• Quick note - the problem with Youtube videos not embedding on the forum appears to have been fixed, thanks to ZiprHead. If you do still see problems let me know.

Acetaminophen (Tylenol) reduces empathy?

I don't know why people always think bigger is better for sample size. Larger samples contribute to higher power but they also make it easier to find results that aren't practically significant.

If researchers blatantly data-mined, I think it would be obvious. As long as they reported the overall sample size, they couldn't really get away with "but on red headed women age 40-60, we found a significant result."

True unethicality would be starting with a sample size of 1,000, then writing a paper on the significant effect of Drug X on 50 middle-aged women with red hair without mentioning the other 950 people.

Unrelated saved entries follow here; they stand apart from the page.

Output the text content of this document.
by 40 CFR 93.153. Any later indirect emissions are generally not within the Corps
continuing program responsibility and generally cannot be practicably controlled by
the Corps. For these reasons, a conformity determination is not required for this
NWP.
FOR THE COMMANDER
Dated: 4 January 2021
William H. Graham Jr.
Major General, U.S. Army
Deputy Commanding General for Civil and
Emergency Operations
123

Those kinds of researchers might get away with it once or twice, but wouldn't last long, I hope.
 
I don't know why people always think bigger is better for sample size. Larger samples contribute to higher power but they also make it easier to find results that aren't practically significant.

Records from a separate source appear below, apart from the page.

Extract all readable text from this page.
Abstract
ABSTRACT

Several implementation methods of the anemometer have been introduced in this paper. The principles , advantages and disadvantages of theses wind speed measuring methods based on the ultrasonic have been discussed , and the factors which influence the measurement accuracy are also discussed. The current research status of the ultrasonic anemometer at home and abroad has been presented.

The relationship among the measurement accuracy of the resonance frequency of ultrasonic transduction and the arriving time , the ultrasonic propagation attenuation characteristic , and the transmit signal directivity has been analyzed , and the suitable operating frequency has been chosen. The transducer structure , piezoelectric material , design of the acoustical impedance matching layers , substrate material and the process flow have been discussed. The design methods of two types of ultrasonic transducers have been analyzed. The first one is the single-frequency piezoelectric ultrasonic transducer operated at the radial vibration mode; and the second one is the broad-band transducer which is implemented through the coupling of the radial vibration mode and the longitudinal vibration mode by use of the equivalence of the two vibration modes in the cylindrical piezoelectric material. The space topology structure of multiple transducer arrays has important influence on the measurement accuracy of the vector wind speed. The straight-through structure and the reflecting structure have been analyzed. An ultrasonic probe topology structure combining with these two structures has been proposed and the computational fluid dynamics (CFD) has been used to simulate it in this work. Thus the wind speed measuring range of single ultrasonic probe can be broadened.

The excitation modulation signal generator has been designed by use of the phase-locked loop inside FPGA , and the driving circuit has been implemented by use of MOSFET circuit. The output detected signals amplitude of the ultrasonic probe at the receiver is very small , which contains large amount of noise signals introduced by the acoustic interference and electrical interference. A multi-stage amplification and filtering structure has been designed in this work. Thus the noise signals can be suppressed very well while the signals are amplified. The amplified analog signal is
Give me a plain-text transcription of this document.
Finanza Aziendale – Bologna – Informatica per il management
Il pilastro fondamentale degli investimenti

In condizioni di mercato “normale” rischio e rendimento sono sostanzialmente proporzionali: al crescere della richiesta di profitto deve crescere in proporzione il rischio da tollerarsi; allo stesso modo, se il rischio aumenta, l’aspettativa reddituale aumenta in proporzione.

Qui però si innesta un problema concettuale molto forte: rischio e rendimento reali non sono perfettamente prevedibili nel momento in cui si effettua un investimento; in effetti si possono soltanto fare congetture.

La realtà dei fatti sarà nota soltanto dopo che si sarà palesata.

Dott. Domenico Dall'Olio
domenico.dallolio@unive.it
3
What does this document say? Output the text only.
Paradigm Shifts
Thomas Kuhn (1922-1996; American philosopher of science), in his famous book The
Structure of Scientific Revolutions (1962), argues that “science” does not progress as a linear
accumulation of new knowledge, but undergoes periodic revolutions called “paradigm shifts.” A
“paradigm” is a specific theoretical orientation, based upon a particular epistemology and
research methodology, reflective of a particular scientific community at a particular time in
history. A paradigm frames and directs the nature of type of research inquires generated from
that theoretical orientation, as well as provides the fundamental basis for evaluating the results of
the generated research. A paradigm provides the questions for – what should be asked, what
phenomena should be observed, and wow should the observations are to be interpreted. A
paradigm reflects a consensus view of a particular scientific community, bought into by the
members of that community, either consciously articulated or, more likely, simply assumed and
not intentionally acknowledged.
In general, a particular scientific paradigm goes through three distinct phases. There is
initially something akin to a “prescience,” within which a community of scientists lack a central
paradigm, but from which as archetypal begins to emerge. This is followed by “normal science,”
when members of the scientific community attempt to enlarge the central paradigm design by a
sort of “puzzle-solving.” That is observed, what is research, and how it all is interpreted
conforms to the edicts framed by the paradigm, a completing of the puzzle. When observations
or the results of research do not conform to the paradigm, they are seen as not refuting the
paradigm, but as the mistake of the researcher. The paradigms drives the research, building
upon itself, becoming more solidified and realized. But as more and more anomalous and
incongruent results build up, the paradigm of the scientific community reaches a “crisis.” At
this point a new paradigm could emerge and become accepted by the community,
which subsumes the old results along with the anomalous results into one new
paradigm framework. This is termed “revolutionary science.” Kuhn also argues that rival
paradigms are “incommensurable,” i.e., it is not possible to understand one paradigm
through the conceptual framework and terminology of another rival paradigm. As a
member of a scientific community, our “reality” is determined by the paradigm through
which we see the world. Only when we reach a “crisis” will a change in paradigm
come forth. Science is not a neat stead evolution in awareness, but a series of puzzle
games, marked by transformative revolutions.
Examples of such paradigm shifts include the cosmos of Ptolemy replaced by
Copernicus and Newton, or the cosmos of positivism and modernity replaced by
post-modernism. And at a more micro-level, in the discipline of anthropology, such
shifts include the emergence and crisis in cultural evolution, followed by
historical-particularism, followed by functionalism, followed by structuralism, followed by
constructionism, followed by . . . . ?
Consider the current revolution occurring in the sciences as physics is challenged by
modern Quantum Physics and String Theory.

Yes, the main problem with small sample size is failure to find a statistically significant effect even if the effect is present. However, that issue is irrelevant if the study did in fact find a statistically significant effect, since the statistical test takes sample size into account. If an effect is statisically significant despite a small sample size it indicates the effect is large and/or error variance is very low.

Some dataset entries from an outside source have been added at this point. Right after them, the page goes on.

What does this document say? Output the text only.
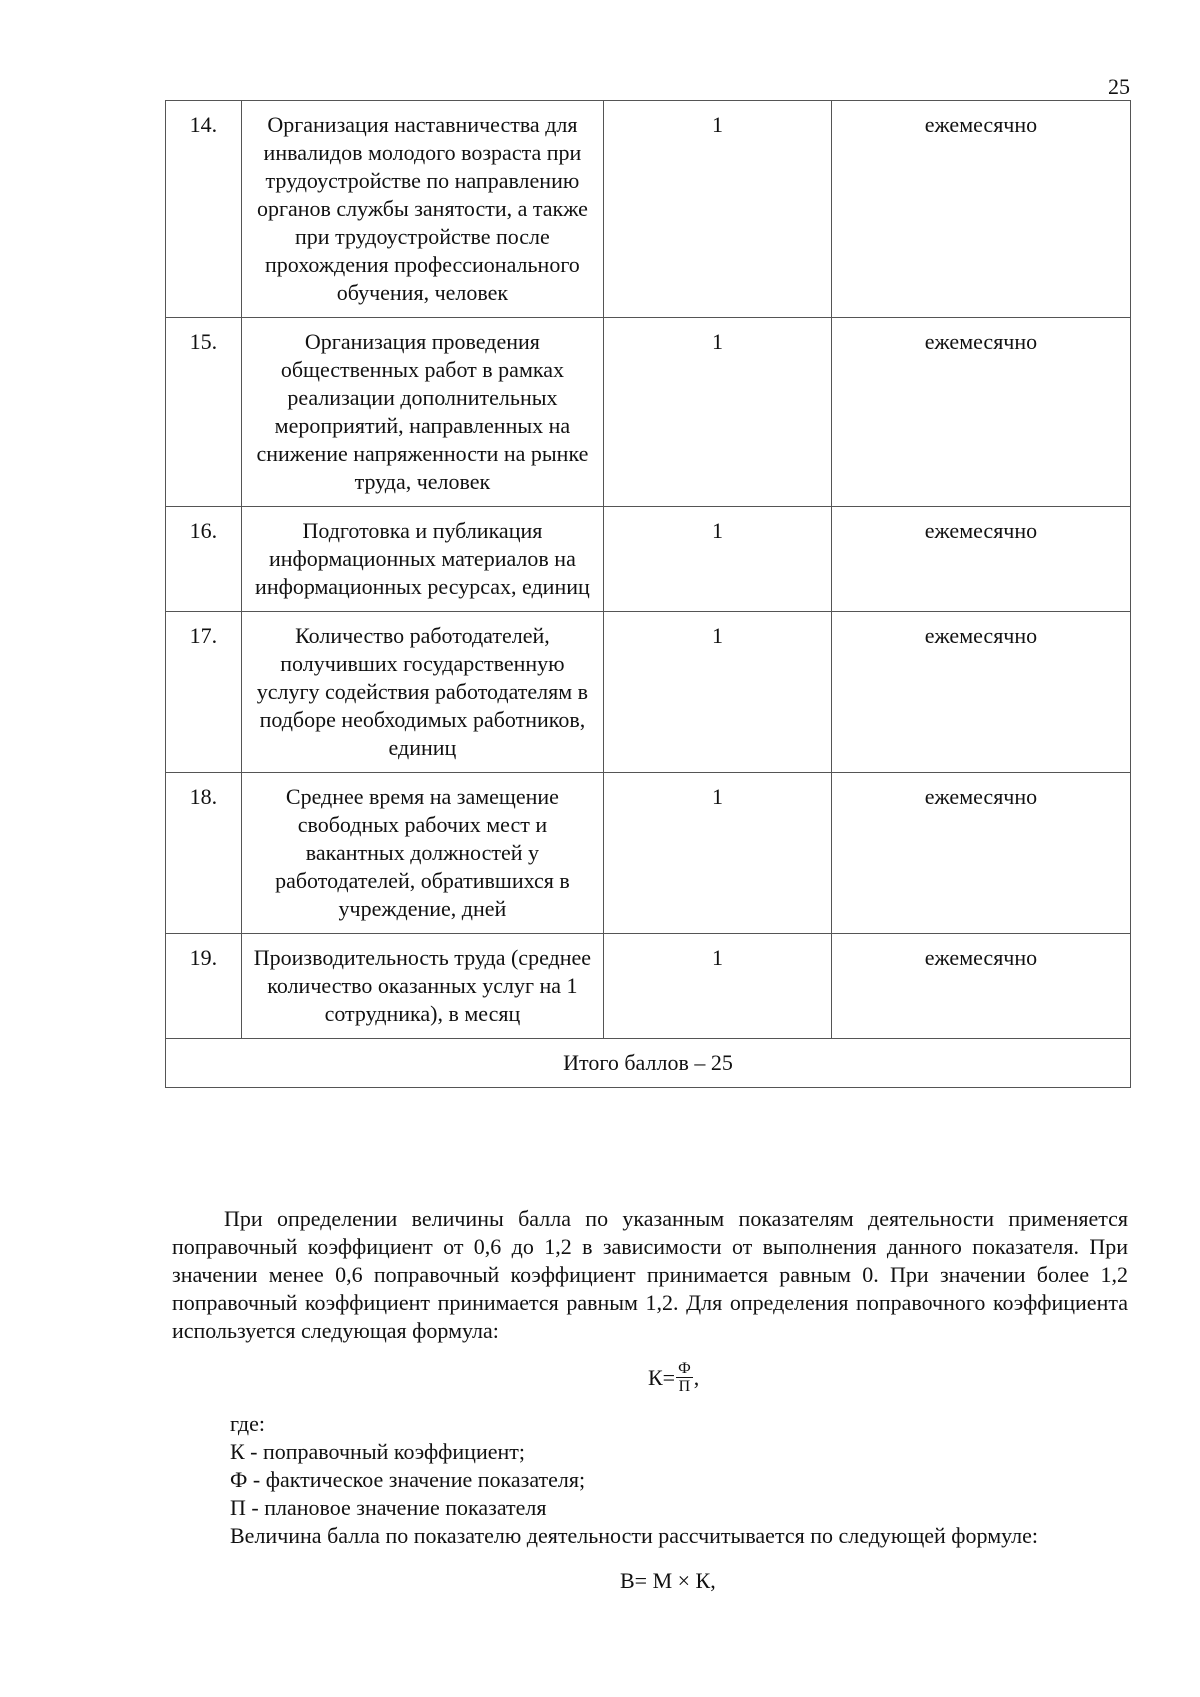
25
14.	Организация наставничества для инвалидов молодого возраста при трудоустройстве по направлению органов службы занятости, а также при трудоустройстве после прохождения профессионального обучения, человек	1	ежемесячно
15.	Организация проведения общественных работ в рамках реализации дополнительных мероприятий, направленных на снижение напряженности на рынке труда, человек	1	ежемесячно
16.	Подготовка и публикация информационных материалов на информационных ресурсах, единиц	1	ежемесячно
17.	Количество работодателей, получивших государственную услугу содействия работодателям в подборе необходимых работников, единиц	1	ежемесячно
18.	Среднее время на замещение свободных рабочих мест и вакантных должностей у работодателей, обратившихся в учреждение, дней	1	ежемесячно
19.	Производительность труда (среднее количество оказанных услуг на 1 сотрудника), в месяц	1	ежемесячно
Итого баллов – 25			

При определении величины балла по указанным показателям деятельности применяется поправочный коэффициент от 0,6 до 1,2 в зависимости от выполнения данного показателя. При значении менее 0,6 поправочный коэффициент принимается равным 0. При значении более 1,2 поправочный коэффициент принимается равным 1,2. Для определения поправочного коэффициента используется следующая формула:

$К= \frac{Ф}{П}$ ,
где:
К - поправочный коэффициент;
Ф - фактическое значение показателя;
П - плановое значение показателя
Величина балла по показателю деятельности рассчитывается по следующей формуле:
В= М × К,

In contrast if you use a large enough sample you will end up finding statistically significant effects which are so small as to be meaningless.

However, because a conventional statistical test doesn't tell you the probability that the null hypothesis is false, but rather the probability of getting the outcome if the null is false, there is still a higher probability that an effect obtained with a small sample is not genuine (i.e. that it is the one in 20 that occurs by chance). The main issue with small samples is whether or not the effect consistently replicates. If it is a very robust effect it may replicate consistently even with very small samples.
 
When I had Tylenol3s after surgery i was numb, literally numb. Was it the acetaminophen or the codeine?

Hard to say.

However, while being prepped for surgery I was given fentanyl. Surgerical procedure was a simple vascular repair in my left arm. They could have told me that due to a complication I would have to have my testicles removed and in the state that stuff puts one, I'd have said "whatever you think is best doc."

I doubt that i would have felt much different about others either.

For that matter it's pretty obvious that alcohol has this effect on empathy. Bar fights would seem to prove the point.